Landfall Spyware: Zero-Day Hack Targets Samsung Galaxy Phones

Android Spyware Targets Samsung Galaxy Phones

A sophisticated spyware, dubbed “Landfall,” has been identified as targeting Samsung Galaxy phones in a prolonged hacking operation spanning almost a year.

Discovery and Initial Detection

Security experts at Palo Alto Networks’ Unit 42 initially detected the spyware in July 2024. The malware exploited a previously unknown security vulnerability within the Galaxy phone software.

This type of flaw, known as a zero-day vulnerability, was not known to Samsung at the time of the initial attacks.

Attack Vector and Exploitation

The vulnerability allowed for exploitation through the delivery of a specially crafted image to a victim’s phone. This delivery likely occurred via a messaging application.

Notably, the attacks may not have necessitated any action on the part of the user, suggesting a potential for silent infection.

Patch and Reporting Delay

Samsung addressed the security flaw, identified as CVE-2025-21042, with a patch released in April 2025. However, details regarding the spyware campaign leveraging this flaw remained unreported until now.

Targeting and Attribution

The identity of the surveillance vendor responsible for developing the Landfall spyware remains unknown. Similarly, the exact number of individuals targeted by the campaign is currently unclear.

However, researchers believe the attacks were primarily focused on individuals located in the Middle East.

Precision Attack and Espionage

Itay Cohen, a senior principal researcher at Unit 42, characterized the hacking campaign as a “precision attack.” This suggests a focus on specific individuals rather than widespread malware distribution.

This targeted approach points towards a likely motivation of espionage.

Links to Stealth Falcon

The Landfall spyware shares digital infrastructure with a known surveillance vendor, Stealth Falcon.
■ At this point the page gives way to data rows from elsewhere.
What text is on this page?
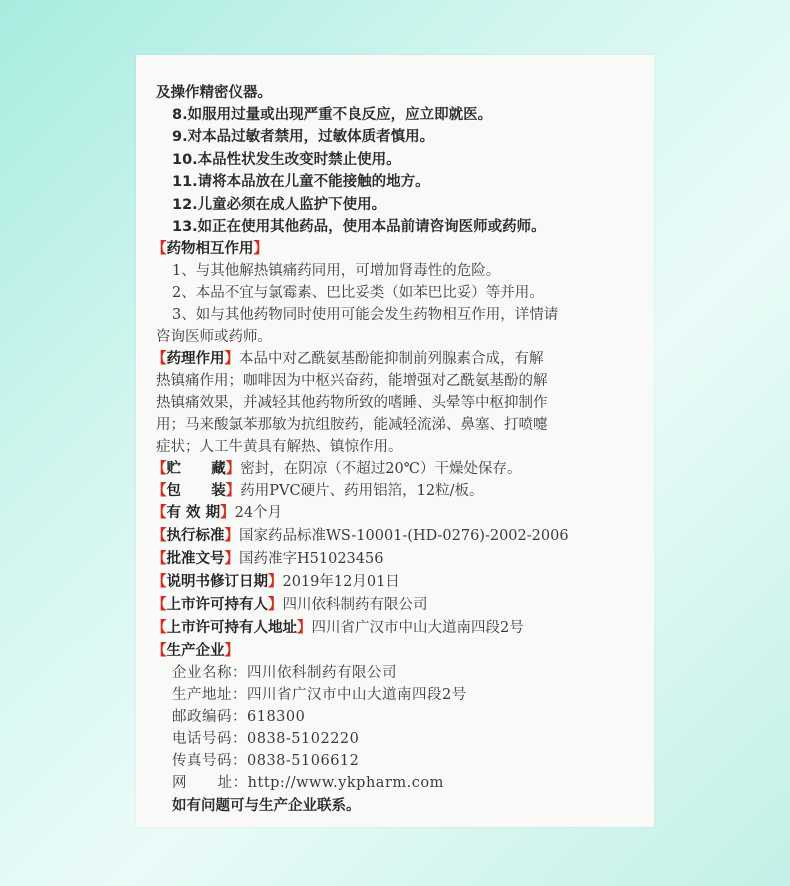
及操作精密仪器。
8.如服用过量或出现严重不良反应，应立即就医。
9.对本品过敏者禁用，过敏体质者慎用。
10.本品性状发生改变时禁止使用。
11.请将本品放在儿童不能接触的地方。
12.儿童必须在成人监护下使用。
13.如正在使用其他药品，使用本品前请咨询医师或药师。
【药物相互作用】
1、与其他解热镇痛药同用，可增加肾毒性的危险。
2、本品不宜与氯霉素、巴比妥类（如苯巴比妥）等并用。
3、如与其他药物同时使用可能会发生药物相互作用，详情请
咨询医师或药师。
【药理作用】本品中对乙酰氨基酚能抑制前列腺素合成，有解
热镇痛作用；咖啡因为中枢兴奋药，能增强对乙酰氨基酚的解
热镇痛效果，并减轻其他药物所致的嗜睡、头晕等中枢抑制作
用；马来酸氯苯那敏为抗组胺药，能减轻流涕、鼻塞、打喷嚏
症状；人工牛黄具有解热、镇惊作用。
【贮      藏】密封，在阴凉（不超过20℃）干燥处保存。
【包      装】药用PVC硬片、药用铝箔，12粒/板。
【有 效 期】24个月
【执行标准】国家药品标准WS-10001-(HD-0276)-2002-2006
【批准文号】国药准字H51023456
【说明书修订日期】2019年12月01日
【上市许可持有人】四川依科制药有限公司
【上市许可持有人地址】四川省广汉市中山大道南四段2号
【生产企业】
企业名称：四川依科制药有限公司
生产地址：四川省广汉市中山大道南四段2号
邮政编码：618300
电话号码：0838-5102220
传真号码：0838-5106612
网      址：http://www.ykpharm.com
如有问题可与生产企业联系。
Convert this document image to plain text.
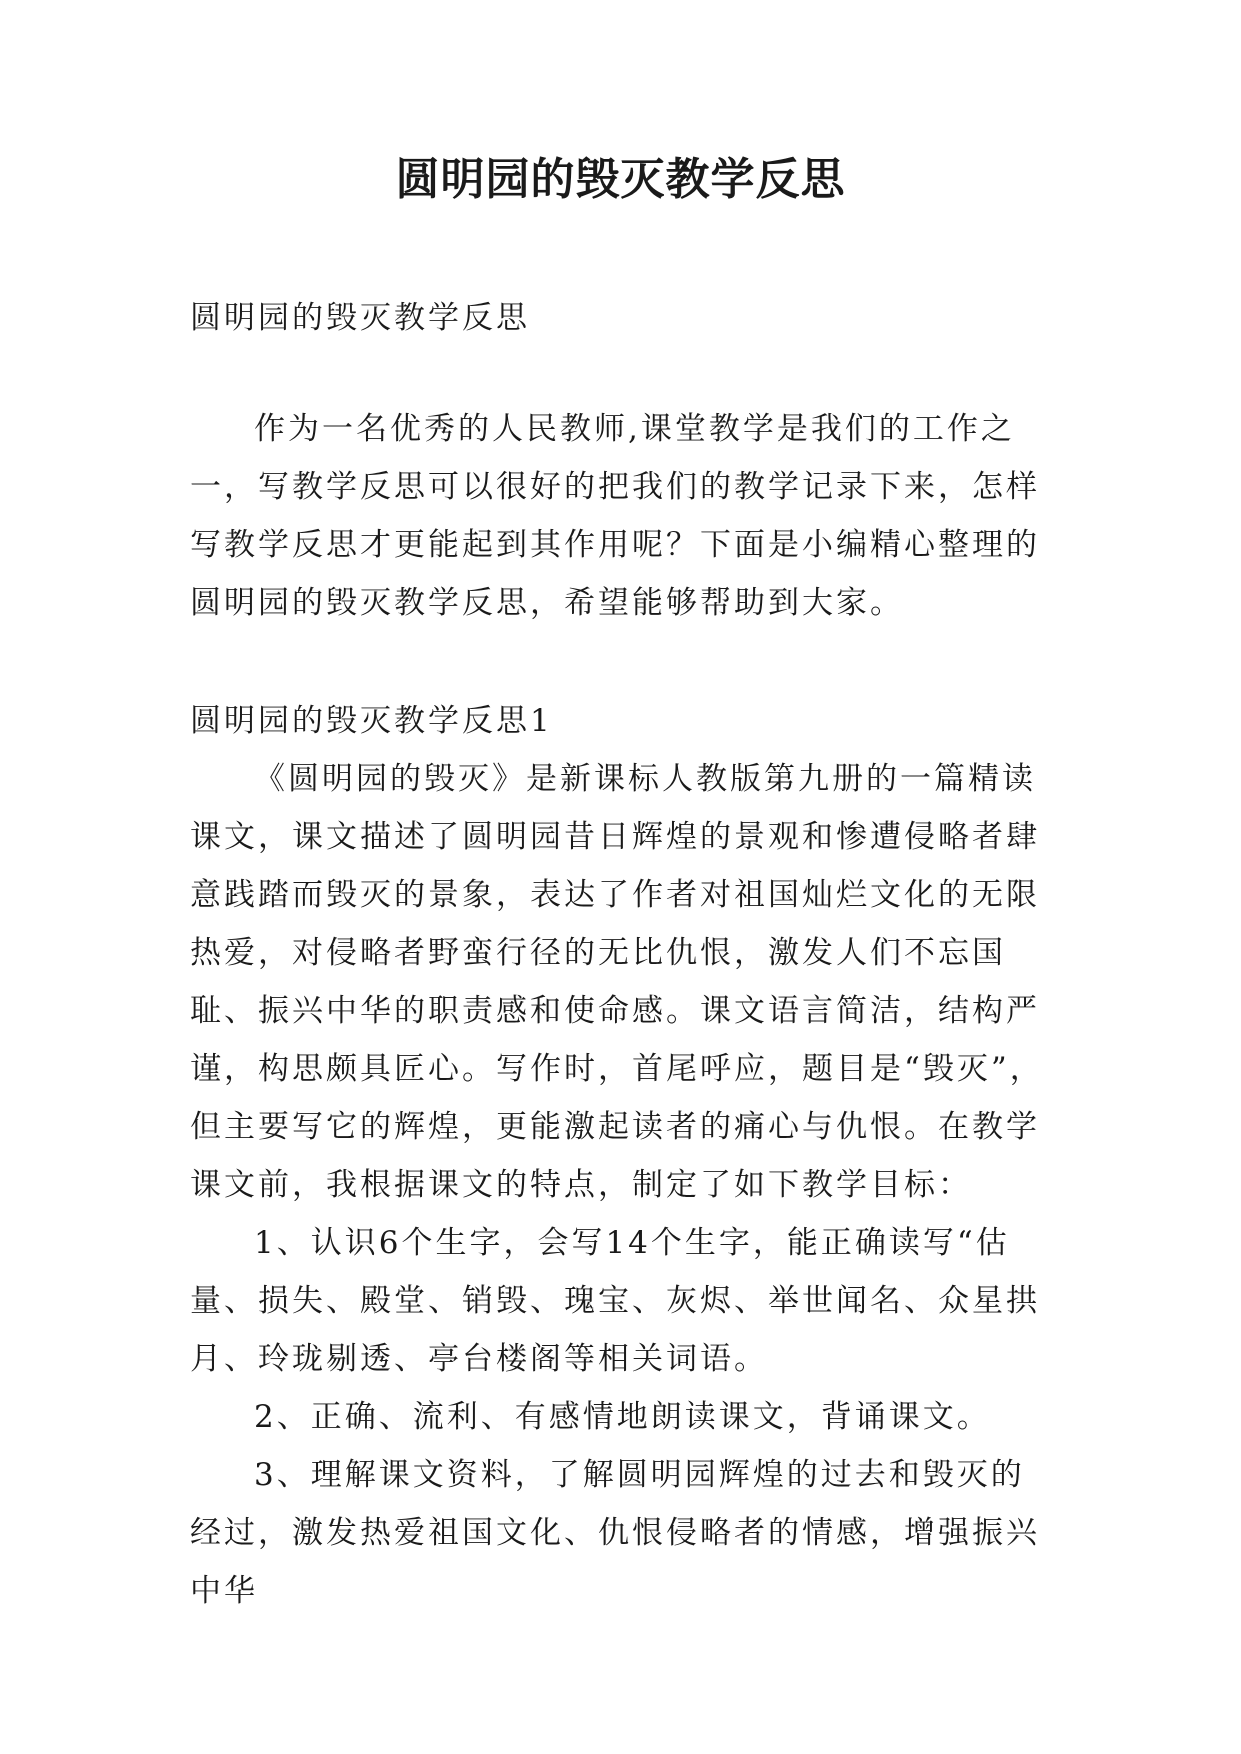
圆明园的毁灭教学反思

圆明园的毁灭教学反思

作为一名优秀的人民教师,课堂教学是我们的工作之一，写教学反思可以很好的把我们的教学记录下来，怎样写教学反思才更能起到其作用呢？下面是小编精心整理的圆明园的毁灭教学反思，希望能够帮助到大家。

圆明园的毁灭教学反思1

《圆明园的毁灭》是新课标人教版第九册的一篇精读课文，课文描述了圆明园昔日辉煌的景观和惨遭侵略者肆意践踏而毁灭的景象，表达了作者对祖国灿烂文化的无限热爱，对侵略者野蛮行径的无比仇恨，激发人们不忘国耻、振兴中华的职责感和使命感。课文语言简洁，结构严谨，构思颇具匠心。写作时，首尾呼应，题目是“毁灭”，但主要写它的辉煌，更能激起读者的痛心与仇恨。在教学课文前，我根据课文的特点，制定了如下教学目标：

1、认识6个生字，会写14个生字，能正确读写“估量、损失、殿堂、销毁、瑰宝、灰烬、举世闻名、众星拱月、玲珑剔透、亭台楼阁等相关词语。

2、正确、流利、有感情地朗读课文，背诵课文。

3、理解课文资料，了解圆明园辉煌的过去和毁灭的经过，激发热爱祖国文化、仇恨侵略者的情感，增强振兴中华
Stealth Falcon has been linked to previous spyware attacks targeting Emirati journalists, activists, and dissidents dating back to 2012.
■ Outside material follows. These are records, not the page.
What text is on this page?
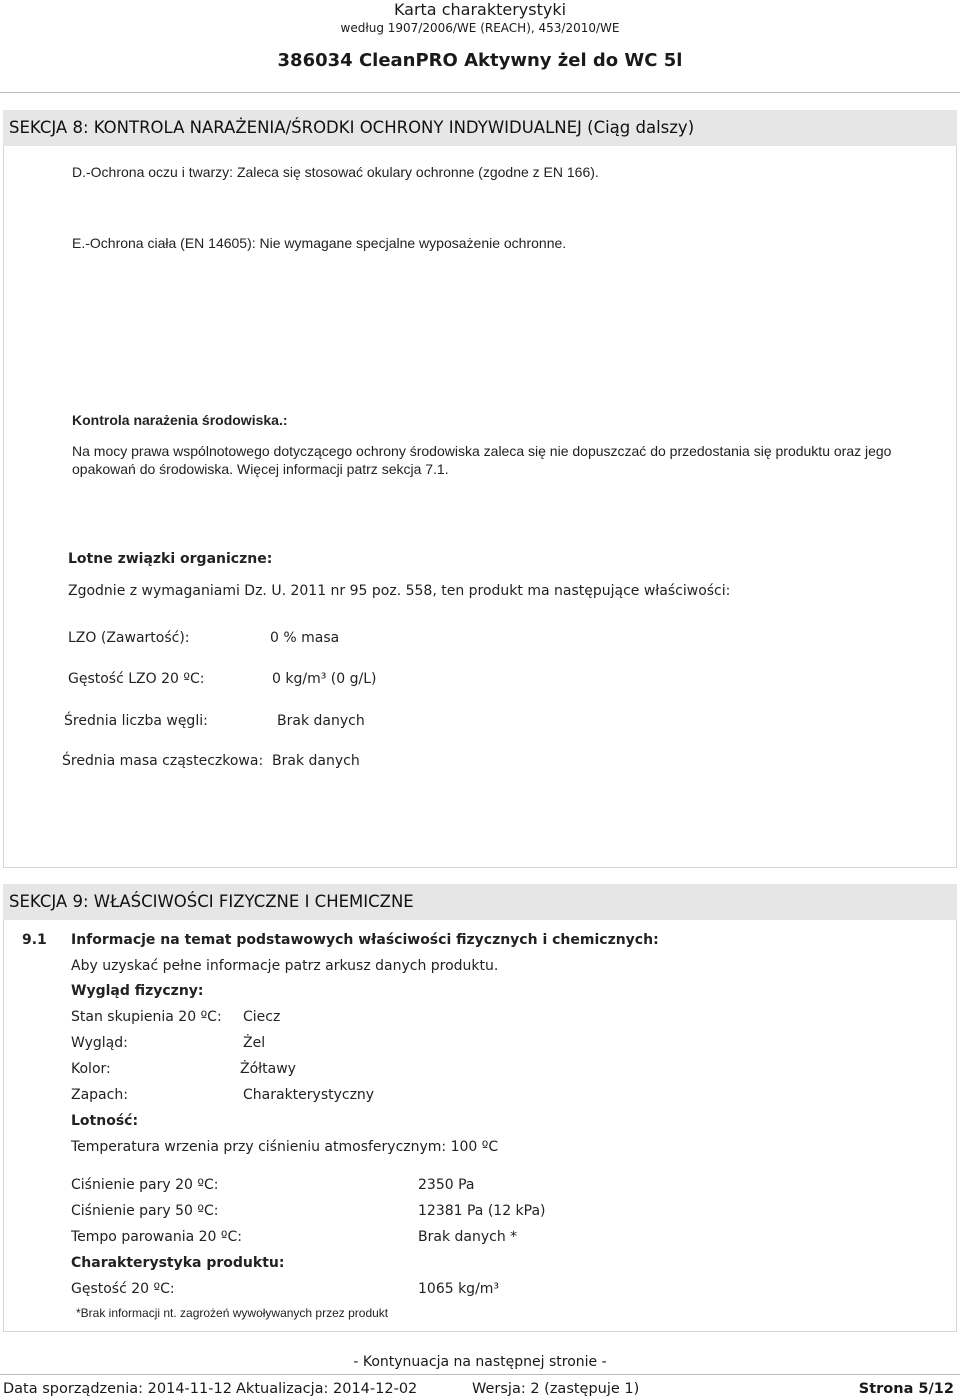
Karta charakterystyki
według 1907/2006/WE (REACH), 453/2010/WE
386034 CleanPRO Aktywny żel do WC 5l
SEKCJA 8: KONTROLA NARAŻENIA/ŚRODKI OCHRONY INDYWIDUALNEJ (Ciąg dalszy)
D.-Ochrona oczu i twarzy: Zaleca się stosować okulary ochronne (zgodne z EN 166).
E.-Ochrona ciała (EN 14605): Nie wymagane specjalne wyposażenie ochronne.
Kontrola narażenia środowiska.:
Na mocy prawa wspólnotowego dotyczącego ochrony środowiska zaleca się nie dopuszczać do przedostania się produktu oraz jego
opakowań do środowiska. Więcej informacji patrz sekcja 7.1.
Lotne związki organiczne:
Zgodnie z wymaganiami Dz. U. 2011 nr 95 poz. 558, ten produkt ma następujące właściwości:
LZO (Zawartość):	0 % masa
Gęstość LZO 20 ºC:	0 kg/m³ (0 g/L)
Średnia liczba węgli:	Brak danych
Średnia masa cząsteczkowa: Brak danych
SEKCJA 9: WŁAŚCIWOŚCI FIZYCZNE I CHEMICZNE
9.1 Informacje na temat podstawowych właściwości fizycznych i chemicznych:
Aby uzyskać pełne informacje patrz arkusz danych produktu.
Wygląd fizyczny:
Stan skupienia 20 ºC: Ciecz
Wygląd:	Żel
Kolor:	Żółtawy
Zapach:	Charakterystyczny
Lotność:
Temperatura wrzenia przy ciśnieniu atmosferycznym: 100 ºC
Ciśnienie pary 20 ºC:	2350 Pa
Ciśnienie pary 50 ºC:	12381 Pa (12 kPa)
Tempo parowania 20 ºC:	Brak danych *
Charakterystyka produktu:
Gęstość 20 ºC:	1065 kg/m³
*Brak informacji nt. zagrożeń wywoływanych przez produkt
- Kontynuacja na następnej stronie -
Data sporządzenia: 2014-11-12 Aktualizacja: 2014-12-02	Wersja: 2 (zastępuje 1)	Strona 5/12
While these connections are noteworthy, researchers emphasize that they are insufficient to definitively attribute the attacks to a specific government entity.
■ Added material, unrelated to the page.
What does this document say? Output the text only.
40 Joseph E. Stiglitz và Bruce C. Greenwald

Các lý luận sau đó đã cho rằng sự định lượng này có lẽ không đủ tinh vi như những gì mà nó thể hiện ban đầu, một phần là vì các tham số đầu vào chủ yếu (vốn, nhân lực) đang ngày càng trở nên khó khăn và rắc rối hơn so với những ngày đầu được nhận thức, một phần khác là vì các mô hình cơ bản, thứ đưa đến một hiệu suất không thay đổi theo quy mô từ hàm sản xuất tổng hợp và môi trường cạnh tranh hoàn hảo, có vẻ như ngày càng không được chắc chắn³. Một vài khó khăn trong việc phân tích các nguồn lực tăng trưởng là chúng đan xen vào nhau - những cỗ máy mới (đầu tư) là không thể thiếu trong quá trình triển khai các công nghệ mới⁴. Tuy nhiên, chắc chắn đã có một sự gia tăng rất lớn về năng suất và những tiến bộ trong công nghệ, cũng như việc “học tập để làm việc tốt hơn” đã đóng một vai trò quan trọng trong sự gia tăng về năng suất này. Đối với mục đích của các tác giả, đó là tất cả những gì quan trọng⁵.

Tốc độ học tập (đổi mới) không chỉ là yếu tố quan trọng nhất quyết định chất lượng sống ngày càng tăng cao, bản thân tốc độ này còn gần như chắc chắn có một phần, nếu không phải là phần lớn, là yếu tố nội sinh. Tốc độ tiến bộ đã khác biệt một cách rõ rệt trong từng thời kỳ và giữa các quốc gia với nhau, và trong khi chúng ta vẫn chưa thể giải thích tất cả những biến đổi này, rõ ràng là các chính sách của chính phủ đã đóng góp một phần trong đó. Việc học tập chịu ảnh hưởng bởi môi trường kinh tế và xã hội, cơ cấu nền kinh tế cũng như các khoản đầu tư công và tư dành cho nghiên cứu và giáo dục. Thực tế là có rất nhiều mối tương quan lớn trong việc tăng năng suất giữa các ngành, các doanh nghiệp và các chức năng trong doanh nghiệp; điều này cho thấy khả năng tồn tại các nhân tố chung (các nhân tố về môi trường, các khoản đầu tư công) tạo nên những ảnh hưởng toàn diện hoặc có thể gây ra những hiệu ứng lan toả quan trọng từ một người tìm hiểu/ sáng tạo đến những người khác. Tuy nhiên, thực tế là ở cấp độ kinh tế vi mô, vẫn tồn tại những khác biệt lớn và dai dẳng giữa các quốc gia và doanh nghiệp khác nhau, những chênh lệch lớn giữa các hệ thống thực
Geographic Distribution of Samples

Analysis of Landfall spyware samples uploaded to VirusTotal, a malware scanning service, revealed origins from individuals in Morocco, Iran, Iraq, and Turkey throughout 2024 and early 2025.

Turkish Targeting Indication

Turkey’s national cyber readiness team, USOM, identified an IP address connected to the Landfall spyware as malicious. This finding supports the possibility that individuals within Turkey were specifically targeted.

Spyware Capabilities

Like many government-grade spyware tools, Landfall possesses extensive surveillance capabilities.

These include access to user data such as photos, messages, contacts, and call logs, as well as the ability to activate the device’s microphone and track the user’s location.